Remix.run Logo
derefr a day ago

> The issue with "mining" the rom for shaders is they're not defined in a consistent way across the games.

I don't want to be snippy, but — I don't think you understood the rest of the paragraph you're attempting to rebut here, since this is exactly (part of) what I said myself. (I wouldn't blame you if you didn't understand it; the concept of "concolic execution" is probably familiar to maybe ~50000 people worldwide, most of them people doing capital-S Serious static-analysis for work in cryptanalysis, automated code verification, etc.)

To re-explain without the jargon: you wouldn't be "mining" the shaders as data-at-rest; rather, you'd be "running" the ROM under a semi-symbolic (symbolic+concrete — concolic!) interpreter, one that traverses all possible code-paths "just enough" times to see all "categories of states" (think: a loop's base-case vs its inductive case vs its breakout case.) You'd do this so that, for each "path of states" that reaches an instruction that tells the console's GPU "this here memory, this is a shader now", the interpreter could:

1. look back at the path that reached the instruction;

2. reconstruct a sample (i.e. with all irrelevant non-branch-determinant values fixed to placeholders) concrete execution trace; and then

3. concretely "replay" that execution trace, using the emulator itself (but with no IO peripherals hooked up, and at maximum speed, and with no need for cycle-accurate timed waits since inter-core scheduling is pre-determined in the trace);

4. which would, as a side-effect, "construct" each piece of shader object-code into memory — at a place where the interpreter is expecting it, given the symbolic "formula" node that the interpreter saw passed into the instruction ("formula node": an AST subtree built out of SSA-instruction branch-nodes and static-value leaf-nodes, referenced by a versioned Single-Static-Information cell, aliasable into slices within CPU-register ADTs, or into a layered+sparse memory-cell interval-tree ADT);

5. so that the interpreter can then pause concrete emulation at the same "load this as a shader" instruction; reach into the emulator's memory where the "formula node" said to look; and grab the shader object-code out.

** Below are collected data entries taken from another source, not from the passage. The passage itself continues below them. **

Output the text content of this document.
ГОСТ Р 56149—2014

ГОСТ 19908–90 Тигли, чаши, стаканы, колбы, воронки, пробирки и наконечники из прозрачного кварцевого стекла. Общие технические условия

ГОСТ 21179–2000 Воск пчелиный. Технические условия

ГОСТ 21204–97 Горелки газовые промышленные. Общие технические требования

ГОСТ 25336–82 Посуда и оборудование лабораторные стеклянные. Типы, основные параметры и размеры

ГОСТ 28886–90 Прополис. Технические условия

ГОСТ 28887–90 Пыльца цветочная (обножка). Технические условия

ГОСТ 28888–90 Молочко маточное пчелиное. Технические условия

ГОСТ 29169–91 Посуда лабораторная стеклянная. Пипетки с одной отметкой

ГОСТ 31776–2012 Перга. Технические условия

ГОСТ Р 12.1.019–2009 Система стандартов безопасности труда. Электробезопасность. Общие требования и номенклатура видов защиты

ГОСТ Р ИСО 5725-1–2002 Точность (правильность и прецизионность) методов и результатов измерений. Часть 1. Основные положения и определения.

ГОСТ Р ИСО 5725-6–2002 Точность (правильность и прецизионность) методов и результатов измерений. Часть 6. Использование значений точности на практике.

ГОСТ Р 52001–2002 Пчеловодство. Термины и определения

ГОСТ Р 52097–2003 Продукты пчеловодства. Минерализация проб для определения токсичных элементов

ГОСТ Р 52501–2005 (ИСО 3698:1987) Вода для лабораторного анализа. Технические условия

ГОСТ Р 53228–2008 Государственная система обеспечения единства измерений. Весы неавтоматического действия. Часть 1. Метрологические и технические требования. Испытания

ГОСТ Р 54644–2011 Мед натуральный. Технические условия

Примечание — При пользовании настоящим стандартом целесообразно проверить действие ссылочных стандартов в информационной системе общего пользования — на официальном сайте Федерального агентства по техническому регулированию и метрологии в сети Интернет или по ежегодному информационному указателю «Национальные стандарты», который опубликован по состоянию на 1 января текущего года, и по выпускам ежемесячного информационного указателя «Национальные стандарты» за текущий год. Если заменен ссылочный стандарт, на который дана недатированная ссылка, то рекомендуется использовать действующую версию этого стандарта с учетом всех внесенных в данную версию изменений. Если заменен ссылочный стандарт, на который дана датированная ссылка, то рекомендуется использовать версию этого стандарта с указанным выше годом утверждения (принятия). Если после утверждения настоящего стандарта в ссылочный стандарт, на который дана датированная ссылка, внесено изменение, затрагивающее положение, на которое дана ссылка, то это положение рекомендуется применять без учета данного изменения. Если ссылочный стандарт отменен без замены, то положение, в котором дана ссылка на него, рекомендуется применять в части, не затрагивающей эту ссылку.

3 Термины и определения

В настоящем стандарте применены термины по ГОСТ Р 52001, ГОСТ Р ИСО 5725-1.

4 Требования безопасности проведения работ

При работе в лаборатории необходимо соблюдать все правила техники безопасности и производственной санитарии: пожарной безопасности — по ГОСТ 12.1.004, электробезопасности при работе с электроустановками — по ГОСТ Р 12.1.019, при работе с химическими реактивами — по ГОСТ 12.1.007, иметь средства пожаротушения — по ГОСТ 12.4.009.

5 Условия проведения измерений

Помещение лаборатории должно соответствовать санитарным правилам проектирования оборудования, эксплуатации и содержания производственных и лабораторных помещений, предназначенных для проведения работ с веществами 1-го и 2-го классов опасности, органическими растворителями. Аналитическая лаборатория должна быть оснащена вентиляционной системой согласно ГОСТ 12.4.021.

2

If you know how the AFL fuzzer works, you could think of this as combining "smart fuzzing" (i.e. looking at the binary and using it to efficiently discover the "constraint path" of branch-comparison value-ranges that reaches each possible state); with a graph-path-search query that "directs" the fuzzer down only paths that reach states we're interested in (i.e. states that reach a GPU shader load instruction); and with an observing time-travelling debugger/tracer connected, to then actually execute the discovered "interesting" paths up to the "interesting" point, to snapshot the execution state at that point and extract "interesting" data from it.

---

Or, at least, that's how it works in the ideal case.

(In the non-ideal case, it's something you can't resolve because the "formula" contains nodes that reference things the interpreter can't concretely emulate without combinatoric state-space explosion — e.g. "what was loaded from this save file created by an earlier run of the game process"; or maybe "what could possibly be in RAM here" when the game uses multiple threads and IPC, and relies on the console OS to pre-emptively schedule those threads, so that "when a message arrives to a thread's IPC inbox" becomes non-deterministic. So this wouldn't work for every game. But it could work for some. And perhaps more, if you can have your concolic interpreter present a more-stable-than-reality world by e.g. "coercing processors into a fake linear clock that always pulses across the multiple CPU cores in a strict order each cycle"; or "presenting a version of the console's OS/BIOS that does pre-emptive thread scheduling deterministically"; etc.)

jamesgeck0 a day ago | parent [-]

Many games that have unique shaders all the way up to the end of the game. Reconstructing the path of states required to get an individual sample from the end of a 100 hour JRPG in this manner seems like it would be hilariously computationally expensive?